Not my proudest parenting moment, but there I was, stinking like the leaf blower after a hefty afternoon of clearing leaves and winterizing our country-air yard, and all I wanted to do was serve my kids our standard goofy Halloween meal. You know, the one where you call things by different names and relish the immaturity and beauty of being a big kid. Rushing around between school and homework and a crabby ass preschooler who decided she was too big for a nap, I turned away from the hot stove to find one kid staring wistfully in the pantry and the aforementioned preschooler clutching a pack of fruit gummies and laying in the middle of the floor.
“Can you not see me cooking dinner?

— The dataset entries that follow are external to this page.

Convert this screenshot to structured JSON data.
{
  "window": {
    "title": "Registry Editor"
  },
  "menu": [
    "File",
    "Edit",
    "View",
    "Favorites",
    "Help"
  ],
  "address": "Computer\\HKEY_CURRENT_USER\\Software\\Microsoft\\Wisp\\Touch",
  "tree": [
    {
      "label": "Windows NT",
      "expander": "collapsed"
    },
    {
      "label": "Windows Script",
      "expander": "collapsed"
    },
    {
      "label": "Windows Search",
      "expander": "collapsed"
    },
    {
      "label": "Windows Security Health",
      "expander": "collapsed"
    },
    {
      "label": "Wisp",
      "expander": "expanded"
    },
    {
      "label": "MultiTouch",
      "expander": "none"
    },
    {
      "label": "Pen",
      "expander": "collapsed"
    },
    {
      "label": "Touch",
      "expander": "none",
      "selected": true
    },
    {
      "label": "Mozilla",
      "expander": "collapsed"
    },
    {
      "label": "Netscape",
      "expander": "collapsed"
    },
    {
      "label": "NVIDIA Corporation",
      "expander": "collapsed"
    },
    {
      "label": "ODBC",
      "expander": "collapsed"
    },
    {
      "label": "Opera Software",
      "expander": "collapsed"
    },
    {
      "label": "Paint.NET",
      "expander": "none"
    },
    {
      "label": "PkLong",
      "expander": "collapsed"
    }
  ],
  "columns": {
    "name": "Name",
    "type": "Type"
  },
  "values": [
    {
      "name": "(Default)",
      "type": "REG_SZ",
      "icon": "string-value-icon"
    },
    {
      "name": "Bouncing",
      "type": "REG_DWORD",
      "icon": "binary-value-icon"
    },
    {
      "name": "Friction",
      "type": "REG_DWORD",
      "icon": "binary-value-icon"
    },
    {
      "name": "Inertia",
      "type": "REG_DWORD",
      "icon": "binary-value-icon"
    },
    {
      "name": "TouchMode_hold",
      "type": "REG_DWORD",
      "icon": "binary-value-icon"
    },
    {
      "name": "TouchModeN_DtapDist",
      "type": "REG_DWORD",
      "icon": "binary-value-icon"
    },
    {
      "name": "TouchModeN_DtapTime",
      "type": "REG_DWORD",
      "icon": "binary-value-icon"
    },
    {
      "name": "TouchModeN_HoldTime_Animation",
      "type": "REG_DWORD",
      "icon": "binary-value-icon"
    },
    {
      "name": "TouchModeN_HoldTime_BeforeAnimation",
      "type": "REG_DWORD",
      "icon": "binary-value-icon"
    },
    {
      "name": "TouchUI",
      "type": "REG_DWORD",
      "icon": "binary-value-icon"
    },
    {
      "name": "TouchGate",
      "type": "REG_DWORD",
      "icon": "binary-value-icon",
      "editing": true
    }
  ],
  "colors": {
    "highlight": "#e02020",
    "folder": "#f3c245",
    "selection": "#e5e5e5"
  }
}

Did you not see me stand here and wrap these hotdogs in dough so that they look like mummies? Did you not smell the buttery teeth cooking?”
Uhhhhh….
And while some kids are old enough to understand when mom’s gonna blow a gasket, my preschooler just laid there in a leotard and asked if I could help her open her snacks.
And….cue…a…flying…pasta… stirring…untensil.
They ate their meal, one that is supposed to be fun and goofy and I talk like Dracula no matter what anybody says, mostly quiet. The silence was broken by the occasional request for plain noodles because Jack’s guts weren’t bland enough for their pallets. At one point, someone spilled an entire glass of water over the table and I threw them a towel and ate another mummy dog, drenched in mustard.
Tonight, despite the evening, we’ll finish the night with a bowl of popcorn (because you know they’ll all be starving from their non-dinner) and pop in It’s The Great Pumpkin Charlie Brown. At some point, I’ll surely look around at three children growing at the speed of light, snug in their pajamas and choke up because I know I will miss these days that are flying by faster than the teeth of a smashed pasta fork.
And when those days come, I’ll still make mummy dogs and Jack’s guts. And I vill eat zee entire pot of gooey guts.